En fait, la convocation d’une sorte de Parlement juif à Paris produisit dans toute l’Europe une profonde sensation. On était bien habitué aux exploits militaires et aux brillantes victoires de Napoléon, mais son idée de créer un Sanhédrin avait quelque chose d’inattendu et d’original qui étonnait. Presque chez tous les Juifs, ce projet éveillait les plus belles espérances. A Berlin pourtant, le cercle de David Friedlaender, le groupe des éclairés, éprouvait un réel dépit de voir la France tenter, par l’organe du Sanhédrin, de faire pénétrer l’esprit moderne dans le judaïsme tout en lui conservant sa forme antique. Aussi affectaient-ils d’en parler avec ironie et dédain. Il s’y mêlait, en plus, une question de patriotisme. Les Juifs de Prusse ressentaient, comme les autres habitants, la douleur des défaites infligées par Napoléon à leur pays ; il leur était donc difficile de voir en lui un bienfaiteur de leurs coreligionnaires. Ce n’était que dans les provinces de la Prusse méridionale, à Posen, à Varsovie, que les Juifs, à l’exemple des Polonais, considéraient Napoléon comme un libérateur et se montraient pleins d’égards pour les soldats français.

Avant la réunion du Sanhédrin, l’assemblée des notables eut encore à examiner un projet de règlement organique du culte juif, préparé par la commission des neuf, de concert avec les commissaires impériaux. D’après ce projet, le judaïsme français devait avoir à sa tête un consistoire central, qui aurait pour mission de surveiller les consistoires départementaux, les rabbins et les communautés. Chaque consistoire départemental serait chargé de veiller à l’exécution des décisions du Sanhédrin, d’encourager chez les Juifs l’exercice des professions manuelles, de faire connaître aux autorités civiles le nombre des conscrits israélites de la circonscription. Plusieurs membres de l’assemblée montrèrent vainement ce que certaines obligations imposées aux consistoires avaient de blessant pour les Juifs en faisant supposer qu’on doutait de la sincérité de leur patriotisme. Par crainte de déplaire à l’empereur, la majorité accepta le règlement organique dans son entier, sans y apporter aucune modification.

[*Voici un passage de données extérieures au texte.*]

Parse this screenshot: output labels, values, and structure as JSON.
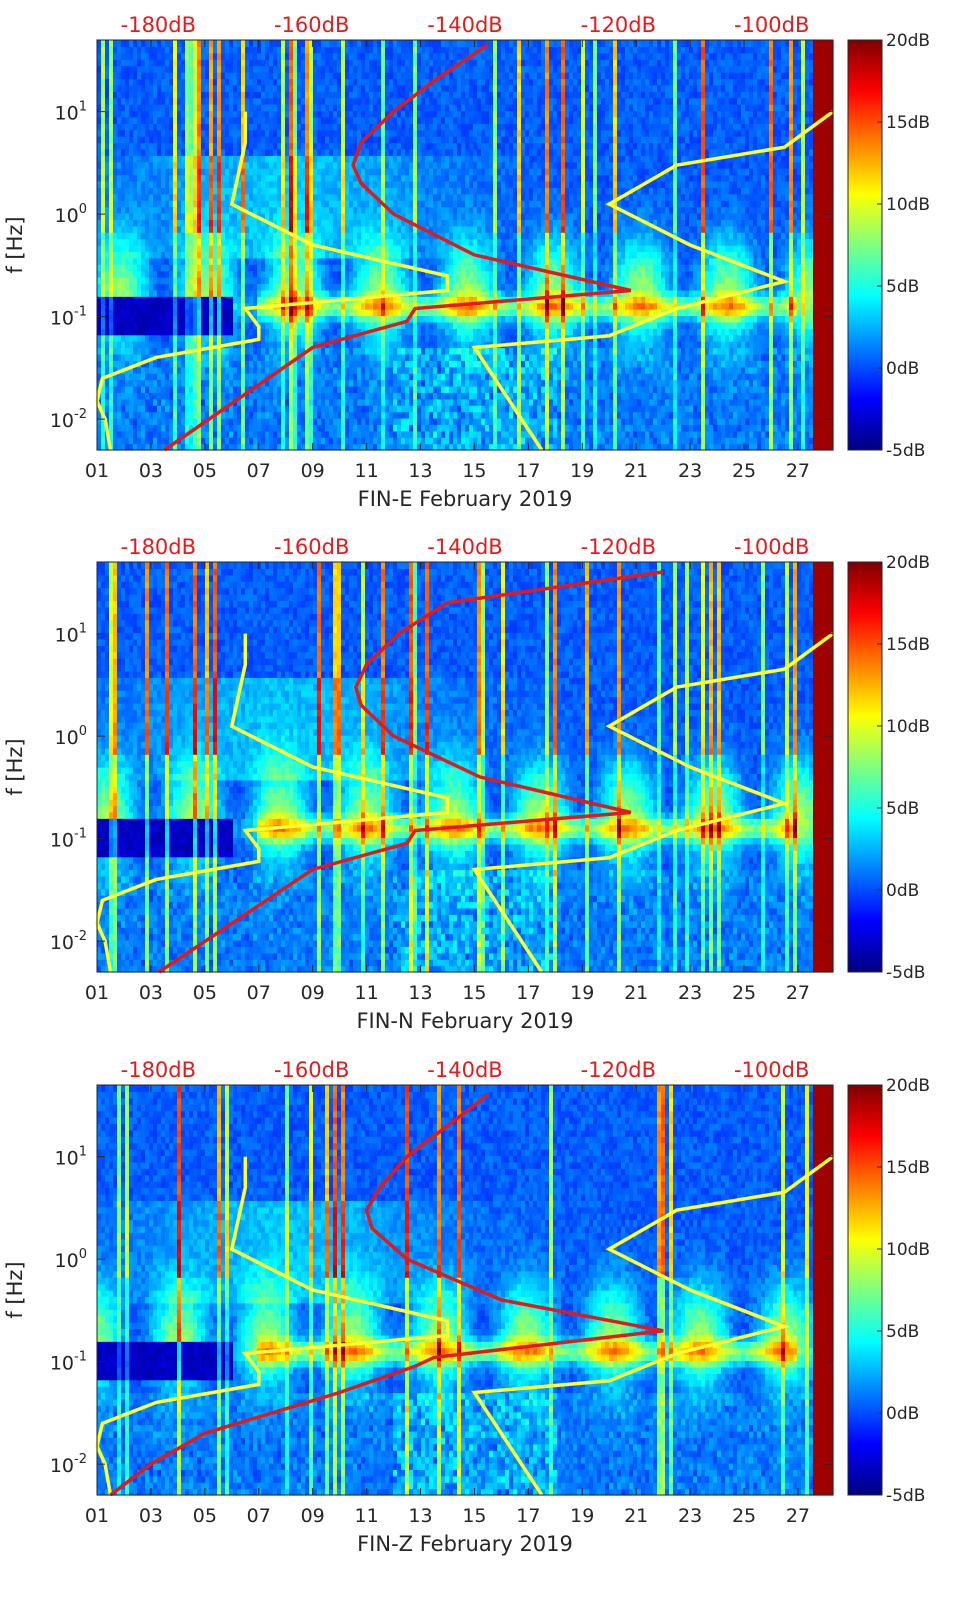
{
  "colors": {
    "background_low": "#00007f",
    "noise_model": "#ffff33",
    "psd_curve": "#e31a1c",
    "axis_text": "#262626",
    "top_axis_text": "#e41a1c"
  },
  "colormap": "jet",
  "chart_data": [
    {
      "type": "heatmap",
      "xlabel": "FIN-E February 2019",
      "ylabel": "f [Hz]",
      "x_ticks": [
        "01",
        "03",
        "05",
        "07",
        "09",
        "11",
        "13",
        "15",
        "17",
        "19",
        "21",
        "23",
        "25",
        "27"
      ],
      "x_tick_values": [
        1,
        3,
        5,
        7,
        9,
        11,
        13,
        15,
        17,
        19,
        21,
        23,
        25,
        27
      ],
      "xlim": [
        1,
        28.3
      ],
      "y_scale": "log",
      "ylim": [
        0.005,
        50
      ],
      "y_ticks": [
        0.01,
        0.1,
        1,
        10
      ],
      "y_tick_bases": [
        "10",
        "10",
        "10",
        "10"
      ],
      "y_tick_exponents": [
        "-2",
        "-1",
        "0",
        "1"
      ],
      "colorbar": {
        "ticks": [
          "20dB",
          "15dB",
          "10dB",
          "5dB",
          "0dB",
          "-5dB"
        ],
        "range": [
          -5,
          20
        ]
      },
      "top_axis": {
        "ticks": [
          "-180dB",
          "-160dB",
          "-140dB",
          "-120dB",
          "-100dB"
        ],
        "range": [
          -188,
          -92
        ]
      },
      "yellow_low_noise_model": {
        "freq_hz": [
          0.005,
          0.01,
          0.015,
          0.025,
          0.04,
          0.06,
          0.08,
          0.12,
          0.18,
          0.25,
          0.5,
          1.25,
          5,
          10
        ],
        "x_day": [
          1.5,
          1.3,
          1.0,
          1.2,
          3.2,
          7.0,
          7.0,
          6.5,
          14.0,
          14.0,
          9.0,
          6.0,
          6.5,
          6.5
        ]
      },
      "yellow_high_noise_model": {
        "freq_hz": [
          0.005,
          0.05,
          0.065,
          0.12,
          0.22,
          0.5,
          1.25,
          3,
          4.5,
          10
        ],
        "x_day": [
          17.5,
          15.0,
          20.0,
          22.5,
          26.5,
          23.0,
          20.0,
          22.5,
          26.5,
          28.3
        ]
      },
      "red_psd_curve": {
        "freq_hz": [
          0.005,
          0.05,
          0.09,
          0.12,
          0.18,
          0.4,
          1.0,
          2.0,
          3.0,
          5.0,
          10,
          20,
          45
        ],
        "x_day": [
          3.5,
          9.0,
          12.5,
          12.8,
          20.8,
          15.0,
          12.0,
          10.8,
          10.5,
          10.8,
          12.0,
          13.5,
          15.5
        ]
      }
    },
    {
      "type": "heatmap",
      "xlabel": "FIN-N February 2019",
      "ylabel": "f [Hz]",
      "x_ticks": [
        "01",
        "03",
        "05",
        "07",
        "09",
        "11",
        "13",
        "15",
        "17",
        "19",
        "21",
        "23",
        "25",
        "27"
      ],
      "x_tick_values": [
        1,
        3,
        5,
        7,
        9,
        11,
        13,
        15,
        17,
        19,
        21,
        23,
        25,
        27
      ],
      "xlim": [
        1,
        28.3
      ],
      "y_scale": "log",
      "ylim": [
        0.005,
        50
      ],
      "y_ticks": [
        0.01,
        0.1,
        1,
        10
      ],
      "y_tick_bases": [
        "10",
        "10",
        "10",
        "10"
      ],
      "y_tick_exponents": [
        "-2",
        "-1",
        "0",
        "1"
      ],
      "colorbar": {
        "ticks": [
          "20dB",
          "15dB",
          "10dB",
          "5dB",
          "0dB",
          "-5dB"
        ],
        "range": [
          -5,
          20
        ]
      },
      "top_axis": {
        "ticks": [
          "-180dB",
          "-160dB",
          "-140dB",
          "-120dB",
          "-100dB"
        ],
        "range": [
          -188,
          -92
        ]
      },
      "yellow_low_noise_model": {
        "freq_hz": [
          0.005,
          0.01,
          0.015,
          0.025,
          0.04,
          0.06,
          0.08,
          0.12,
          0.18,
          0.25,
          0.5,
          1.25,
          5,
          10
        ],
        "x_day": [
          1.5,
          1.3,
          1.0,
          1.2,
          3.2,
          7.0,
          7.0,
          6.5,
          14.0,
          14.0,
          9.0,
          6.0,
          6.5,
          6.5
        ]
      },
      "yellow_high_noise_model": {
        "freq_hz": [
          0.005,
          0.05,
          0.065,
          0.12,
          0.22,
          0.5,
          1.25,
          3,
          4.5,
          10
        ],
        "x_day": [
          17.5,
          15.0,
          20.0,
          22.5,
          26.5,
          23.0,
          20.0,
          22.5,
          26.5,
          28.3
        ]
      },
      "red_psd_curve": {
        "freq_hz": [
          0.005,
          0.05,
          0.09,
          0.12,
          0.18,
          0.4,
          1.0,
          2.0,
          3.0,
          5.0,
          10,
          20,
          40
        ],
        "x_day": [
          3.3,
          9.0,
          12.5,
          12.8,
          20.8,
          15.2,
          12.0,
          10.8,
          10.6,
          11.0,
          12.2,
          14.0,
          22.0
        ]
      }
    },
    {
      "type": "heatmap",
      "xlabel": "FIN-Z February 2019",
      "ylabel": "f [Hz]",
      "x_ticks": [
        "01",
        "03",
        "05",
        "07",
        "09",
        "11",
        "13",
        "15",
        "17",
        "19",
        "21",
        "23",
        "25",
        "27"
      ],
      "x_tick_values": [
        1,
        3,
        5,
        7,
        9,
        11,
        13,
        15,
        17,
        19,
        21,
        23,
        25,
        27
      ],
      "xlim": [
        1,
        28.3
      ],
      "y_scale": "log",
      "ylim": [
        0.005,
        50
      ],
      "y_ticks": [
        0.01,
        0.1,
        1,
        10
      ],
      "y_tick_bases": [
        "10",
        "10",
        "10",
        "10"
      ],
      "y_tick_exponents": [
        "-2",
        "-1",
        "0",
        "1"
      ],
      "colorbar": {
        "ticks": [
          "20dB",
          "15dB",
          "10dB",
          "5dB",
          "0dB",
          "-5dB"
        ],
        "range": [
          -5,
          20
        ]
      },
      "top_axis": {
        "ticks": [
          "-180dB",
          "-160dB",
          "-140dB",
          "-120dB",
          "-100dB"
        ],
        "range": [
          -188,
          -92
        ]
      },
      "yellow_low_noise_model": {
        "freq_hz": [
          0.005,
          0.01,
          0.015,
          0.025,
          0.04,
          0.06,
          0.08,
          0.12,
          0.18,
          0.25,
          0.5,
          1.25,
          5,
          10
        ],
        "x_day": [
          1.5,
          1.3,
          1.0,
          1.2,
          3.2,
          7.0,
          7.0,
          6.5,
          14.0,
          14.0,
          9.0,
          6.0,
          6.5,
          6.5
        ]
      },
      "yellow_high_noise_model": {
        "freq_hz": [
          0.005,
          0.05,
          0.065,
          0.12,
          0.22,
          0.5,
          1.25,
          3,
          4.5,
          10
        ],
        "x_day": [
          17.5,
          15.0,
          20.0,
          22.5,
          26.5,
          23.0,
          20.0,
          22.5,
          26.5,
          28.3
        ]
      },
      "red_psd_curve": {
        "freq_hz": [
          0.005,
          0.01,
          0.02,
          0.05,
          0.09,
          0.11,
          0.2,
          0.4,
          1.0,
          2.0,
          3.0,
          5.0,
          10,
          20,
          40
        ],
        "x_day": [
          1.5,
          3.0,
          5.0,
          10.0,
          12.8,
          13.5,
          22.0,
          16.0,
          12.5,
          11.2,
          11.0,
          11.5,
          12.5,
          14.0,
          15.5
        ]
      }
    }
  ]
}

La clôture des séances de l’assemblée des notables se fit avec une grande solennité (5 février 1807). Le délégué de Nice, Isaac-Samuel Avigdor, un des secrétaires, prononça un intéressant discours où il exposait les raisons de l’antipathie marquée par les diverses nations à l’égard des Juifs, et où il montrait la bienveillance témoignée souvent à ces derniers par des ecclésiastiques chrétiens : Le peuple d’Israël, continua-t-il, toujours malheureux et presque toujours opprimé, n’a jamais eu le moyen ai l’occasion de manifester sa reconnaissance pour tant de bienfaits… Depuis dix-huit siècles, la circonstance où nous nous trouvons est la seule qui se soit présentée pour faire connaître les sentiments dont nos cœurs sont pénétrés… Prouvons à l’univers que nous avons oublié tous les malheurs passés et que les bonnes actions seules laissent dans nos cœurs des traces ineffaçables. Espérons des ecclésiastiques nos contemporains qu’ils conserveront, par leur bienfaisante influence sur les chrétiens, ce doux sentiment de fraternité que la nature a mis dans le cœur de tous les hommes et que la morale de chaque religion doit également inspirer comme la nature. Avigdor termina son discours par la proposition d’exprimer en séance la reconnaissance des délégués pour les bienfaits successifs du clergé chrétien dans les siècles passés en faveur des Israélites de divers États de l’Europe… alors que la barbarie, les préjugés et l’ignorance réunis persécutaient et expulsaient les Juifs du sein des sociétés, et de consigner l’expression de ces sentiments dans le procès-verbal. Cette proposition fut adoptée.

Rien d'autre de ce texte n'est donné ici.